Ultrabooks erreichen nicht die geforderte AkkulaufzeitUltrabooks machen zu schnell schlapp Die Inneren Werte der neuen Geräte-Klasse hat die Zeitschrift "Computerbild" (Heft 9/2012) nun in einem Test unter die Lupe genommen. Dank eingebauter SSD-Speicher wiesen die schicken Rechner ein recht flottes Arbeitstempo auf. Minuspunkte gab es jedoch für eine zu kurze Akkulaufzeit.

Großes Manko Akkulaufzeit

Angetrieben werden Ultrabooks von Intel-Prozessoren der Sandy-Bridge-Reihe, etwaige Pendants mit AMD-Prozessoren dürfen dagegen nicht Ultrabook heißen. Die in den Geräten verbauten Prozessoren dürfen maximal 17 Watt ihrer Leistung in Wärme umwandeln. Auch müssen alle Modelle WLAN-fähig und im zusammengeklappten Zustand höchsten 2,1 Zentimeter dick sein. Die Akkuleistung sollte fünf Stunden nicht unterbieten.
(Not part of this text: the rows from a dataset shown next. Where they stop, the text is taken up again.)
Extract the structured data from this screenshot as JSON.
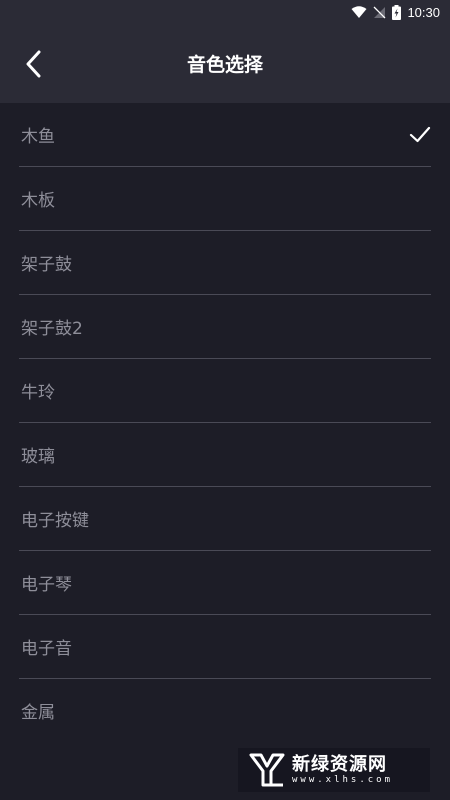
{
  "status_bar": {
    "time": "10:30",
    "icons": [
      "wifi-icon",
      "no-signal-icon",
      "battery-charging-icon"
    ]
  },
  "header": {
    "title": "音色选择",
    "back_icon": "chevron-left-icon"
  },
  "sounds": [
    {
      "label": "木鱼",
      "selected": true
    },
    {
      "label": "木板",
      "selected": false
    },
    {
      "label": "架子鼓",
      "selected": false
    },
    {
      "label": "架子鼓2",
      "selected": false
    },
    {
      "label": "牛玲",
      "selected": false
    },
    {
      "label": "玻璃",
      "selected": false
    },
    {
      "label": "电子按键",
      "selected": false
    },
    {
      "label": "电子琴",
      "selected": false
    },
    {
      "label": "电子音",
      "selected": false
    },
    {
      "label": "金属",
      "selected": false
    }
  ],
  "watermark": {
    "title": "新绿资源网",
    "subtitle": "www.xlhs.com"
  },
  "colors": {
    "background": "#1d1d27",
    "header": "#2b2b36",
    "item_text": "#8e8e99",
    "divider": "#4a4a56",
    "check": "#ffffff"
  }
}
Weil die von Computerbild getesteten Geräte alle auch mit SSDs ausgestattet waren, wiesen alle Ultrabooks ein hohes Arbeitstempo auf. Sie sind damit deutlich schneller als Netbooks oder Einsteiger-Notebooks. Mit dem Arbeitstempo von Oberklasse-Notebooks könnten Ultrabooks allerdings nicht mithalten, bilanzierten die Tester. Für grafisch aufwendige Spiele taugen die Geräte ebenfalls nicht. Zudem müssen Käufer auf einen DVD-Brenner sowie viele Anschlüsse verzichten. Größtes Manko jedoch sei, dass kein Gerät die von Intel vorgegebene Akkulaufzeit von fünf Stunden erreichte, berichten die Tester.

Sieger wurde das Portégé Z830-10K von Toshiba für rund 1 200 Euro. Es punktete mit hohem Arbeitstempo, entspiegeltem Display, Tastenbeleuchtung und UMTS. Nur der SSD-Speicher mit 120 GB war nach Ansicht der Tester etwas zu klein. Das überzeugendste Design mit Alu-Gehäuse und klaren Linien weist nach Einschätzung der Tester das MacBook Air von Apple für rund 1 199 Euro auf. Die Geräte von Acer, HP und Samsung landeten beim Thema Design auf den letzten Plätzen.